A desperate Steele wraps himself around the Tea Party

Michael Steele’s days as RNC head appear to be numbered. However, Steele is fighting to keep his job. To that end, he is now claiming credit for saving the Republican Party from a schism by reaching out to the Tea Party movement. He contrasts himself to unnamed members of the “the Washington crowd who treated the Tea Party with disdain or condescension.”
There’s some irony in this, given Steele’s own past condescending statements. In 2009, Steele dismissed Rush Limbaugh as an “entertainer” whose show is “incendiary” and “ugly.” In those days, Steele thought the path to victory for Republicans was through a conciliatory posture, not through the modern equivalent of tossing tea into the harbor.
Steele reinforced this theme later in 2009 when he suggested that Republicans need to offer African-Americans things in order to win more of the black vote. Indeed, Steele foreshadowed leftist attacks on the Tea Party by blaming Republicans for the “impression we’ve created. . .that we don’t give a damn about them or we just outright don’t like them.”
I’m grateful that Steele, having eventually realized which way the wind was blowing, spoke nicely about the Tea Party once it emerged as a force. Had he continued to take his earlier line, Tea Party members might, indeed, have questioned whether they have a place in the Republican Party.

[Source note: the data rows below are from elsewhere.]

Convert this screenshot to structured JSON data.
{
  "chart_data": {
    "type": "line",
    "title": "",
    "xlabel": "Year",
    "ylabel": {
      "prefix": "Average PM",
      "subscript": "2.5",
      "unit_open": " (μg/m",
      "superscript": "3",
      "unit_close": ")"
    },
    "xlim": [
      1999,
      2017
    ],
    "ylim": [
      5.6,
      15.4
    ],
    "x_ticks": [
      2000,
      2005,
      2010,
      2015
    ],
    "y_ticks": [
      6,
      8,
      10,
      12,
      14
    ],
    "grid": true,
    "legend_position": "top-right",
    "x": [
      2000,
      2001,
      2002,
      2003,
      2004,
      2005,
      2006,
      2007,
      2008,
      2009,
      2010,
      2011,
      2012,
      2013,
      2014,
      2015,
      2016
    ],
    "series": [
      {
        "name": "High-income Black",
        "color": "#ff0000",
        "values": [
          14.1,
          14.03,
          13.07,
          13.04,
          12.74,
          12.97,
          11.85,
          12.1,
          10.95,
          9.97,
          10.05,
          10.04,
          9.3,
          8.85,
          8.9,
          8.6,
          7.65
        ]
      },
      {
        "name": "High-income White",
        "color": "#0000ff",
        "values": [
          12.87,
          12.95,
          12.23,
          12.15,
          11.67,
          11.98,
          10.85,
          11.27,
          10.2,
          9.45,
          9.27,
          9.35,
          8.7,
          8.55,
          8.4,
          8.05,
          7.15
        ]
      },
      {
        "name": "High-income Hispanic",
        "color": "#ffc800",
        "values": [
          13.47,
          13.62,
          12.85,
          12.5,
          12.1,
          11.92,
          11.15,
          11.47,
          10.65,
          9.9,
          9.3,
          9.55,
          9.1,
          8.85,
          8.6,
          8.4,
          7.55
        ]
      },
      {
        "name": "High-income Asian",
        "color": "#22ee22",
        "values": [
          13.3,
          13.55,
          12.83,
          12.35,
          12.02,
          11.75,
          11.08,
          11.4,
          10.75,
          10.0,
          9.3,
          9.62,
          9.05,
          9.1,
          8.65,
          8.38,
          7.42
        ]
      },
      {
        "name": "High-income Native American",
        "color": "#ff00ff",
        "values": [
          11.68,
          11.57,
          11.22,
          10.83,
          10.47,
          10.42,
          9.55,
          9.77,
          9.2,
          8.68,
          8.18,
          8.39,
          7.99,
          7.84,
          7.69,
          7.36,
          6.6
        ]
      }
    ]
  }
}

But being a competent “weatherman” isn’t reason enough to keep Steele on as RNC chairman given his history of gaffes and, more importantly, his inability to raise money efficiently, which culminated in the RNC’s cancellation of its 72-hour get-out-the-vote effort due to lack of funds.
UPDATE: Steele’s argument implies that another RNC head in his position would have denounced or otherwise alienated the Tea Party movement after its sudden emergence. I can’t imagine such an RNC head.
In contrasting himself to “the Washington crowd” that “treated the Tea Party with disdain or condescension,” Steele probably has Karl Rove and John Cornyn in mind. But neither treated the Tea Party with disdain and condescension.
Rove, in his capacity as a commentator, merely questioned the quality of a few candidates nominated with the support of the Tea Party Express. His concerns proved to be well-founded. Cornyn threw his weight behind a few candidates disfavored by the Tea Party because he thought other candidates maximized the chances of Republicans winning the seats. In some cases his assessments were sound and in others they were flawed.
But neither Rove and Cornyn was the head of the RNC. A commentator’s job is to comment (Steele would be good at that); the NRSC head’s job is to try to pick winners. Both jobs can entail offending various factions at times. But this doesn’t mean that, as RNC head, either Rove or Cornyn would have blown off the Tea Party movement. In fact, neither blew it off in the capacities they had.
In any event, neither Rove nor Cornyn is in the picture for the RNC job. It won’t be difficult to replace Steele with a non-Washington operative who said nice things about the Tea Party in 2010.